Canadian destroyer HMCS Restigouche (H00), circa 1944-1945, in Western Approaches scheme. Canadian Navy Heritage photo CT-284

The combination of blue-grey and green-grey on a background of white and light grey was first applied to destroyer HMS Broke in 1940 and was subsequently ‘worn’ by ships operating in the namesake approaches – extending about 1,000 miles from the UK into the Atlantic – to make it difficult for German U-boat commanders to spot them, especially in heavy seas.

HMS Severn is the first vessel to receive the paint job since World War 2 and while radar makes the use of maritime camouflage largely irrelevant, it is a tribute to sailors of the Battle of the Atlantic who operated in the same waters Severn regularly ploughs.

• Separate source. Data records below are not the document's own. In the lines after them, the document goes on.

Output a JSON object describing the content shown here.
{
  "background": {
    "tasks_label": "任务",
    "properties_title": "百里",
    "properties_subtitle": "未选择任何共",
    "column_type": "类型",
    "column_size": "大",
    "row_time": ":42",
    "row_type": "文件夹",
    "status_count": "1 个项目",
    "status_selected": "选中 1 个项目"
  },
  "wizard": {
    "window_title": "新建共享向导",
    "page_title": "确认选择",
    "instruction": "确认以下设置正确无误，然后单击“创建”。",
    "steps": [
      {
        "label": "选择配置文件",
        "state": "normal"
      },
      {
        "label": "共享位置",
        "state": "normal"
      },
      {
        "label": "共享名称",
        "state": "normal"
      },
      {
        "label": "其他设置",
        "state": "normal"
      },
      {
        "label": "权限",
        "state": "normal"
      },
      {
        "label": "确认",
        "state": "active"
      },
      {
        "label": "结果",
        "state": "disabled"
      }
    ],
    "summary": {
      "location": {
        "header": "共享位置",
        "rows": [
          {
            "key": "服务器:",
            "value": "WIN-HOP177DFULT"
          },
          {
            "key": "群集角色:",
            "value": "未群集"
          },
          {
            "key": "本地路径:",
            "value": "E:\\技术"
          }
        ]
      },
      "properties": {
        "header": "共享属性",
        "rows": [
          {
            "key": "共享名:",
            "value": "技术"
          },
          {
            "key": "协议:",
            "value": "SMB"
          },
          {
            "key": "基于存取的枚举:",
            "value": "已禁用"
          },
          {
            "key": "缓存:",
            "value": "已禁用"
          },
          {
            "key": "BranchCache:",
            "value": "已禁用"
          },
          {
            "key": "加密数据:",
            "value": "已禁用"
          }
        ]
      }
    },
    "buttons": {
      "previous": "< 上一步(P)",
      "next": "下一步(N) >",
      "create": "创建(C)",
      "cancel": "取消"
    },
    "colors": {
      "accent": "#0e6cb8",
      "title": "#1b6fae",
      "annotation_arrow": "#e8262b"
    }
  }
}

She sailed into the Thames for her ceremony, tied up next to the old cruiser HMS Belfast, a D-Day veteran with a similar paint job. 

HMS Severn alongside HMS Belfast for her recommissioning ceremony

Of note, the scheme was applied in Falmouth Docks by the same team who gave later generation sisterships HMS Tamar and Spey their new/old North Atlantic “Dazzle” camo look in time for their deployment to the Indo-Pacific region later this month.